Most employers don’t just raise and lower wages and salaries week to week in response to economic cycles, though they are technically able to in most cases of employment at will; employees are considered “at will” if their employers can terminate them or change their terms and conditions of employment for any reason, or no reason at all. The employee is also free to quit at any time. There are exceptions; for example, the employee can’t be fired for discriminatory reasons or for union sympathy.
The inability to raise and lower wages is more lawfully restricted in the case of contract employees, whereby employers are contractually obligated to pay employees a fixed wage or salary for a specified period of time or until project completion. Some contracts do include clauses allowing unilateral action or contract voidance due to force majeure, an unforeseen and extreme event out of both parties’ control. The World Health Organization's classification of the COVID-19 crisis as a pandemic enabled many parties to employ the force majeure clause, especially if the word ‘pandemic’ is included in the contract’s plain language. However, even with this language, there is still room for dispute; while one party may believe the project can be completed remotely, the other party may not.
Issues of contractual obligations also extend to labor unions, except instead of individual contracts, the entire bargaining unit is covered under the same collective bargaining agreement (CBA). Most CBAs break down the different classes of employees within a bargaining unit using a pay scale, which tends to increase with tenure; a handyman who has worked in a hotel for one year earns less per hour than a handyman who has worked there for 20 years. Per the terms of the CBA, any handyman who has worked in the hotel for one to two years earns the same hourly wage and every handyman who has worked 15-25 years earns the same higher hourly wage. Management can’t just reduce wages in response to reduced demand for hotels without violating the terms of the CBA. Management may not be able to significantly reduce workers’ hours either, as many CBAs include the minimum weekly hours for full- or part-time employees.
According to most CBAs, employers are allowed to lay off employees, though there are rules regarding when and how. Many CBAs include a seniority system which requires the most recently hired to be the first laid off; if the hotel needed to lay off one handyman, they would have to lay off the most junior handyman, even though he would be the least expensive to keep on. Many CBAs also require that employees be given advance notice of layoffs. Beyond unionized workers, the DOL has issued guidelines stating that the Worker Adjustment and Retraining Notification Act (WARN Act) still applies during the COVID-19 pandemic. This Act requires employers with over 100 employees to provide workers at least 60 days of notice before mass layoffs or plant closings. The Act is intended to give workers time to find a new job and acquire any necessary training.

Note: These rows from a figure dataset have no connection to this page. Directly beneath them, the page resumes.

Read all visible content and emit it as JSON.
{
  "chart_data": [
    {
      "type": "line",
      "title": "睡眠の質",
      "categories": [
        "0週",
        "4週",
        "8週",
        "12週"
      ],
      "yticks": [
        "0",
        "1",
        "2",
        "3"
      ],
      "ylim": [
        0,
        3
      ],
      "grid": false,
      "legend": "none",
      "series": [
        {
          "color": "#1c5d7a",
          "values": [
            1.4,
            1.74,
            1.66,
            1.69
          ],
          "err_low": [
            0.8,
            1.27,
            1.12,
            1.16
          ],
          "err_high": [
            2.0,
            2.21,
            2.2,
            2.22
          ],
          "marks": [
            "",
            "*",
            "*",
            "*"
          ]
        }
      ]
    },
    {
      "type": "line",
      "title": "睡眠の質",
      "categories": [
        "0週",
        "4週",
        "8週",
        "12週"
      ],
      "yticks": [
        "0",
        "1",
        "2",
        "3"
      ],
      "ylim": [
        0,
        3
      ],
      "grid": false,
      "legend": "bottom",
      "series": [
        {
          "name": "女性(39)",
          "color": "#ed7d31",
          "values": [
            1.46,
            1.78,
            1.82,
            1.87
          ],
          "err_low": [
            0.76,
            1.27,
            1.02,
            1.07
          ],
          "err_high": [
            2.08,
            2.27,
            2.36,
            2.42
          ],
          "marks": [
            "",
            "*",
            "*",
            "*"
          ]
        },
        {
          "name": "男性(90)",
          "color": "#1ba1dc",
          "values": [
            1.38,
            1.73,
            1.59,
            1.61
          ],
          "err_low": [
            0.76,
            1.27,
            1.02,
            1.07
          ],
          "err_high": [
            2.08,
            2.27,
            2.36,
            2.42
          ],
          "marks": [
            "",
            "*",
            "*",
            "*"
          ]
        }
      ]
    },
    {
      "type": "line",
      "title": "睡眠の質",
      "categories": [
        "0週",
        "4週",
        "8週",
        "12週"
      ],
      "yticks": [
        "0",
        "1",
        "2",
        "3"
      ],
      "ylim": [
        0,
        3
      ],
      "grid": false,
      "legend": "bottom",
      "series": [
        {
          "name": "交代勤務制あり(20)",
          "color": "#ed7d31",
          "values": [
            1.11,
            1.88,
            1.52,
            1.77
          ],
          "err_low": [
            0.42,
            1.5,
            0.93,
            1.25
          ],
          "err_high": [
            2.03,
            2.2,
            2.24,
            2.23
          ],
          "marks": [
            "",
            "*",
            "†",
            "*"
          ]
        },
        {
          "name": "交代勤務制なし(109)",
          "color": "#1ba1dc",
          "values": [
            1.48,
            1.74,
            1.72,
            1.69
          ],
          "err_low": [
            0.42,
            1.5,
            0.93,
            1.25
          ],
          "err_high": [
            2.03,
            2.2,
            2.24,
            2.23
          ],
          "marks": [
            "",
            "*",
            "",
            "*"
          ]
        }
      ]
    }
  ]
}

Peter B. Robb, General Counsel of the National Labor Relations Board (NLRB), has written and published a series of memorandums in response to the pandemic. Although the memos are addressed to the NLRB’s regional office leaders, the decision to publish these memos demonstrates that the memos are intended to guide union leaders and employers in navigating their rights and obligations. In Memorandum GC 20-04, Robb includes a list of case summaries from the past 50 years related to an employer’s duty to bargain during emergency situations. The cases include both public emergencies (i.e. snowstorms, hurricanes, acts of terrorism) and emergency situations particular to that one employer (i.e. lack of financial credit, log shortages).
Robb cites the Board’s ruling in Bottom Line Enterprises, 302 NLRB 373 (1991). In this case, the Board stated that employers have an exception in their duty to bargain if employers can demonstrate that “economic exigencies compel prompt action.” The Bottom Line Enterprise ruling was upheld in Port Printing & Specialties, 351 NLRB 1269, 1270 (2007). In Port Printing, an impending hurricane and mandatory citywide evacuation were deemed sufficiently exigent circumstances for the employer to lay off employees without bargaining with the union. Overall, the decades of cited case law demonstrate that the NLRA is adaptable to changing circumstances; the NLRB allowed exemptions from the duty to bargain for a myriad of emergency situations.